We'll use BeautifulSoup to read the HTML file and identify the part that is text. Then .get_text() will help us extract the text of the book from the HTML file.

In [None]:
# Use BeautifulSoup on the HTML file.
soup = BeautifulSoup(html, 'html.parser')

# Use .get_text() to extract just the text.
text = soup.get_text()

# Check the results by printing a passage from the middle of the text.
print(text[20000:22000])

# Now run this cell.

# Next, we'll cull the individual words from the text.

First, we'll "tokenize" the text; this means to throw out things that aren't words, like spaces and punctuation. To do this, we'll use a function from the Natural Language Toolkit (nltk).

In [None]:
# Make a tokenizer function.
tokenizer = nltk.tokenize.RegexpTokenizer('\w+')

# Now apply the tokenizer function to the text to extract tokens (words).
tokens = tokenizer.tokenize(text)

# Check the results by printing the first 10 tokens.
print(tokens[0:10])

# Now run this cell.

# Now we'll make all the tokens lowercase.

Why? Well, if a word appears sometimes at the beginning sentence (i.e., capitalized) and sometimes in the middle of a sentence (i.e., uncapitalized), it would get treated like two distinct tokens, when from a human point of view, those two tokens represent the same word. 

First we'll create an empty list to store our tokens. Then we'll use a "for loop" to check each token, make it lowercase as needed, and then store it in the list.

In [None]:
# Make an empty list to store the tokens.
words = []

# Use a "for loop" to make each token lowercase and store it in the list.
for word in tokens:
    word = word.lower()
    words.append(word)

# Check the results by printing the first 10 words.
print(words[0:10])

# Now run this cell.

# Let's remove words that are very common but not very interesting (like pronouns).

To do this, we'll download a list of "stopwords"--very common words like "the" and "and" that we don't want to consider in our analysis. We'll be using a default list of stopwords from nltk, but it is also possible to create a custom list of stopwords as well.

First, we'll download a list of stopwords to use.
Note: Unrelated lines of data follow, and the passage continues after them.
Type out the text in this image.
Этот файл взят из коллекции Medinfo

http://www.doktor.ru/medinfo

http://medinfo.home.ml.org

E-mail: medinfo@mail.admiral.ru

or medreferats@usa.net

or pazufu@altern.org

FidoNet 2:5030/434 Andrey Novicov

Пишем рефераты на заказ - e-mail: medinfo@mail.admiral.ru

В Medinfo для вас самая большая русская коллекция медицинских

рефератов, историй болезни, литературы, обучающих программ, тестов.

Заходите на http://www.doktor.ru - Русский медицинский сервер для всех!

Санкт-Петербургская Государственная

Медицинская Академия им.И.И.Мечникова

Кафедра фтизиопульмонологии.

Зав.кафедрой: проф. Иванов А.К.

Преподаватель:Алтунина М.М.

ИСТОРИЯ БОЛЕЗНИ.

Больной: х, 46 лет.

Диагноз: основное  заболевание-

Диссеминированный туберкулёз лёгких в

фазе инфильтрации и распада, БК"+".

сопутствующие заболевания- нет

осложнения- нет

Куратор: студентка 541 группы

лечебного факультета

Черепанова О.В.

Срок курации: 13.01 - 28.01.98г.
Then we'll loop over our wordlist and throw out any that appear on the stoplist.

In [None]:
# Download a list of stopwords from nltk.
nltk.download('stopwords')

# Extract a list of English stopwords to use
sw = nltk.corpus.stopwords.words('english')

# Make a new empty list for our cleaned-up collection of words.
words_clean = []

# Get rid of words on the stop list.
for word in words:
    if word not in sw:
        words_clean.append(word)
        
# Check results by printing the first 10 words on the new list.
print(words_clean[0:10])

# Now run this cell.

# At last we can see which words are used most frequently in the chosen book.

We'll count how often each word occurs and plot the top 25 most common words in a convenient chart.

In [None]:
# Use matplotlib to set up an inline plot.
%matplotlib inline

# Calculate word frequencies
word_freq = nltk.FreqDist(words_clean)

# Plot the 25 most common words
word_freq.plot(25)

# Now run this cell.

# To summarize, let's print the most common word in the chosen book.

In [None]:
# Extract the most common word and print it with the book title.
print('The most common word in ' + title + ' is "' + word_freq.most_common(1)[0][0] + '."')
print('It occurs ' + str(word_freq.most_common(1)[0][1]) + ' times.')

# Now run this cell.